Возле молоденького дуба, росшего на границе участка сэра Озборна, и хвастающего сейчас своими нежными, ярко-зелёными листьями, стояла невесть откуда взявшаяся юная леди и, придерживая правой рукой нижнюю ветку деревца, обгрызала её.
Если уж быть совсем точным и не грешить против жизненной правды, что должно являться главнейшим принципом любого непредвзятого сочинителя, в ход, в основном, шли листья, а кора деревца оставалась неповреждённой, что давало надежду, что последствия сего странного эксперимента для дерева не окажутся непоправимо губительными.

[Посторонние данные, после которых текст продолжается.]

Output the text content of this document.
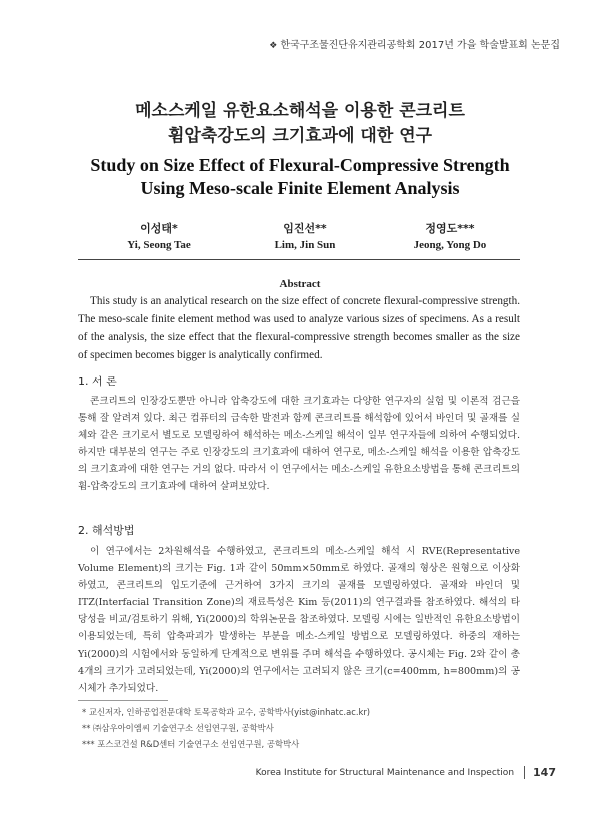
❖ 한국구조물진단유지관리공학회 2017년 가을 학술발표회 논문집
메소스케일 유한요소해석을 이용한 콘크리트
휨압축강도의 크기효과에 대한 연구
Study on Size Effect of Flexural-Compressive Strength
Using Meso-scale Finite Element Analysis
이성태*
Yi, Seong Tae
임진선**
Lim, Jin Sun
정영도***
Jeong, Yong Do
Abstract
This study is an analytical research on the size effect of concrete flexural-compressive strength. The meso-scale finite element method was used to analyze various sizes of specimens. As a result of the analysis, the size effect that the flexural-compressive strength becomes smaller as the size of specimen becomes bigger is analytically confirmed.
1. 서 론
콘크리트의 인장강도뿐만 아니라 압축강도에 대한 크기효과는 다양한 연구자의 실험 및 이론적 검근을 통해 잘 알려져 있다. 최근 컴퓨터의 급속한 발전과 함께 콘크리트를 해석함에 있어서 바인더 및 골재를 실체와 같은 크기로서 별도로 모델링하여 해석하는 메소-스케일 해석이 일부 연구자들에 의하여 수행되었다. 하지만 대부분의 연구는 주로 인장강도의 크기효과에 대하여 연구로, 메소-스케일 해석을 이용한 압축강도의 크기효과에 대한 연구는 거의 없다. 따라서 이 연구에서는 메소-스케일 유한요소방법을 통해 콘크리트의 휨-압축강도의 크기효과에 대하여 살펴보았다.
2. 해석방법
이 연구에서는 2차원해석을 수행하였고, 콘크리트의 메소-스케일 해석 시 RVE(Representative Volume Element)의 크기는 Fig. 1과 같이 50mm×50mm로 하였다. 골재의 형상은 원형으로 이상화하였고, 콘크리트의 입도기준에 근거하여 3가지 크기의 골재를 모델링하였다. 골재와 바인더 및 ITZ(Interfacial Transition Zone)의 재료특성은 Kim 등(2011)의 연구결과를 참조하였다. 해석의 타당성을 비교/검토하기 위해, Yi(2000)의 학위논문을 참조하였다. 모델링 시에는 일반적인 유한요소방법이 이용되었는데, 특히 압축파괴가 발생하는 부분을 메소-스케일 방법으로 모델링하였다. 하중의 재하는 Yi(2000)의 시험에서와 동일하게 단계적으로 변위를 주며 해석을 수행하였다. 공시체는 Fig. 2와 같이 총 4개의 크기가 고려되었는데, Yi(2000)의 연구에서는 고려되지 않은 크기(c=400mm, h=800mm)의 공시체가 추가되었다.
* 교신저자, 인하공업전문대학 토목공학과 교수, 공학박사(yist@inhatc.ac.kr)
** ㈜삼우아이엠씨 기술연구소 선임연구원, 공학박사
*** 포스코건설 R&D센터 기술연구소 선임연구원, 공학박사
Korea Institute for Structural Maintenance and Inspection	147
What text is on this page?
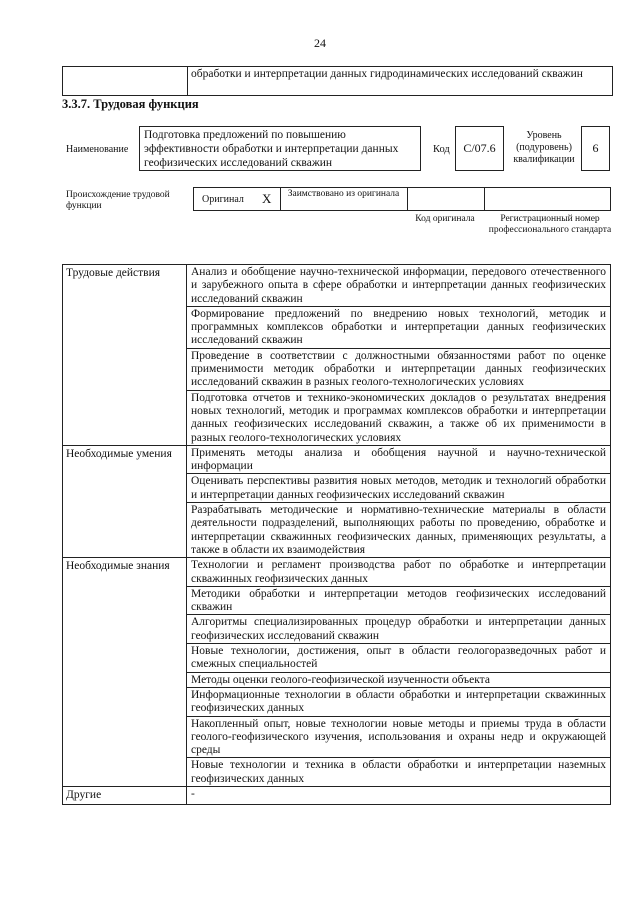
24
обработки и интерпретации данных гидродинамических исследований скважин
3.3.7. Трудовая функция
Наименование
Подготовка предложений по повышению эффективности обработки и интерпретации данных геофизических исследований скважин
Код	С/07.6
Уровень (подуровень) квалификации
6
Происхождение трудовой функции
Оригинал X	Заимствовано из оригинала
Код оригинала	Регистрационный номер профессионального стандарта
Трудовые действия	Анализ и обобщение научно-технической информации, передового отечественного и зарубежного опыта в сфере обработки и интерпретации данных геофизических исследований скважин
Формирование предложений по внедрению новых технологий, методик и программных комплексов обработки и интерпретации данных геофизических исследований скважин
Проведение в соответствии с должностными обязанностями работ по оценке применимости методик обработки и интерпретации данных геофизических исследований скважин в разных геолого-технологических условиях
Подготовка отчетов и технико-экономических докладов о результатах внедрения новых технологий, методик и программах комплексов обработки и интерпретации данных геофизических исследований скважин, а также об их применимости в разных геолого-технологических условиях
Необходимые умения	Применять методы анализа и обобщения научной и научно-технической информации
Оценивать перспективы развития новых методов, методик и технологий обработки и интерпретации данных геофизических исследований скважин
Разрабатывать методические и нормативно-технические материалы в области деятельности подразделений, выполняющих работы по проведению, обработке и интерпретации скважинных геофизических данных, применяющих результаты, а также в области их взаимодействия
Необходимые знания	Технологии и регламент производства работ по обработке и интерпретации скважинных геофизических данных
Методики обработки и интерпретации методов геофизических исследований скважин
Алгоритмы специализированных процедур обработки и интерпретации данных геофизических исследований скважин
Новые технологии, достижения, опыт в области геологоразведочных работ и смежных специальностей
Методы оценки геолого-геофизической изученности объекта
Информационные технологии в области обработки и интерпретации скважинных геофизических данных
Накопленный опыт, новые технологии новые методы и приемы труда в области геолого-геофизического изучения, использования и охраны недр и окружающей среды
Новые технологии и техника в области обработки и интерпретации наземных геофизических данных
Другие	-
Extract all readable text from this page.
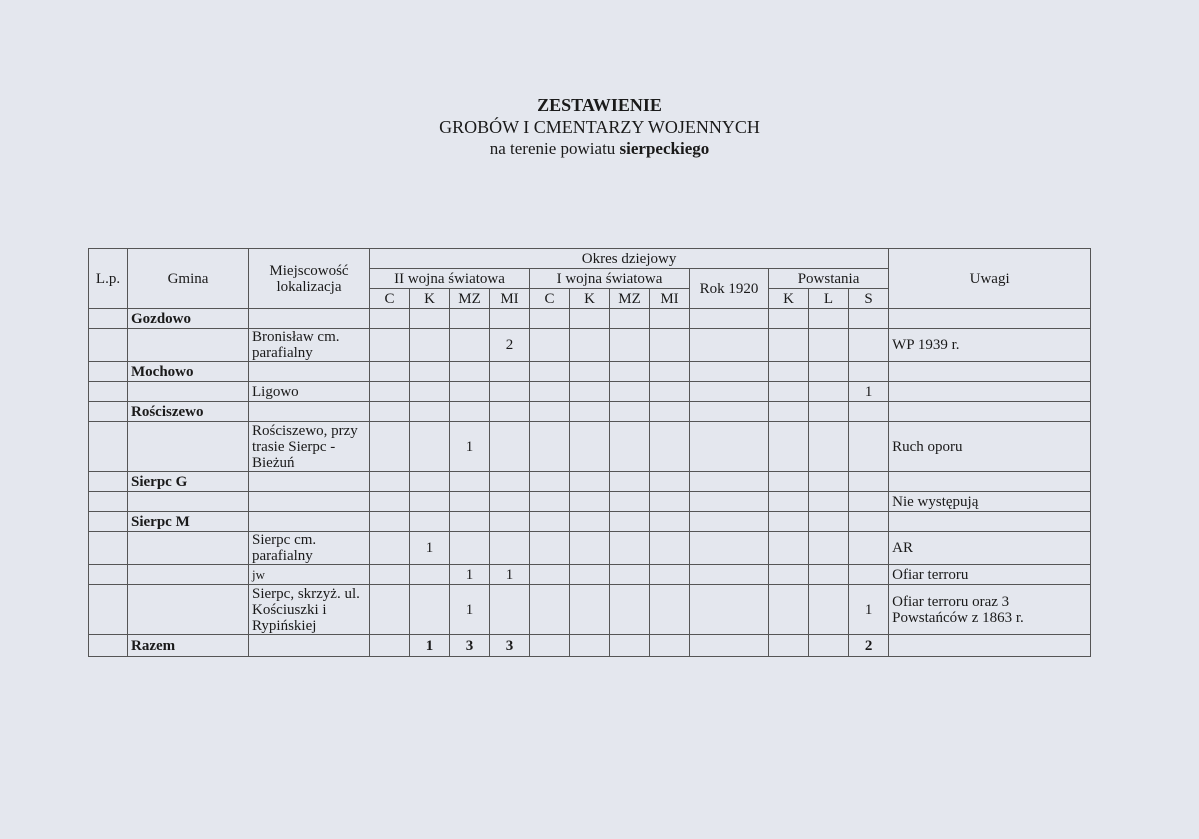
ZESTAWIENIE
GROBÓW I CMENTARZY WOJENNYCH
na terenie powiatu sierpeckiego
L.p.	Gmina	Miejscowość lokalizacja	Okres dziejowy												Uwagi
			II wojna światowa				I wojna światowa				Rok 1920	Powstania			
			C	K	MZ	MI	C	K	MZ	MI		K	L	S	
	Gozdowo														
		Bronisław cm. parafialny				2									WP 1939 r.
	Mochowo														
		Ligowo												1	
	Rościszewo														
		Rościszewo, przy trasie Sierpc - Bieżuń			1										Ruch oporu
	Sierpc G														
															Nie występują
	Sierpc M														
		Sierpc cm. parafialny		1											AR
		jw			1	1									Ofiar terroru
		Sierpc, skrzyż. ul. Kościuszki i Rypińskiej			1									1	Ofiar terroru oraz 3 Powstańców z 1863 r.
	Razem			1	3	3								2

- Это просто возмутительно! Это неслыханно! Леди, что вы себе позволяете? Это частное владение, в конце концов! - негодование сэра Озборна буквально сфонтанировало из него.
Юная леди продолжала невозмутимо жевать листья дуба. Оторопевший сэр Озборн уже совсем другим, искренне-удивлённым голосом спросил, - Вы что - коза?
Юная леди меланхолично ответила, - Нет, в прошлой жизни я была жирафом.
- Но позвольте, зачем же…? - сэр Озборн буквально не находил слов.
- Мой доктор - мистер Джекил, говорит, что у меня очень редкая болезнь. После критических дней я часто впадаю в такое состояние, когда меня будто что-то томит, гложет, мне чего-то хочется, а чего – сама не знаю, и меня это бесит, я становлюсь сама не своя и готова совершать самые странные и необузданные поступки. Доктор Джекил приписал мне новейшее, недавнее изобретение американского доктора Джорджа Тейлора - массажирующий и вибрирующий аппарат на паровой энергии. Но я почему-то не верю этим новомодным приспособлениям.
А вот доктор Хайд приписал мне жевать листья агавы. Он сказал, что они должны благотворно действовать на мою нервическую систему.
- Леди, но это же не агава!
- Вы уверены?
И тут сэра Озборна осенило - да его же дурачат, над ним в открытую издеваются, его выставляют на посмешище в комичном и неприглядном виде. Чтобы не сказать - дурацком!
- Леди! Я не позволю! – громогласно объявил сэр Озборн своё видение ситуации, - Прекратите немедленно, иначе я прикажу вас высечь!
Продолжая жевать листочки дуба, юная леди усмехнулась, - Доктор Хайд тоже что-то говорил об этом. Дескать - шокирующий, но радикальный метод. И добавила, - Я смотрю, сэр, да вы садомазохист. А по виду и не скажешь!
И она лукаво стрельнула глазами.
Сэр Озборн задохнулся от негодования и нанесенного оскорбления.
Ну, ладно бы - мазохист! Но садо!
Но вслух он, лишь как заморский попка-дурак, смог выдавить, - Да, высечь!
И добавил, как печать поставил, - На конюшне. В моём присутствии!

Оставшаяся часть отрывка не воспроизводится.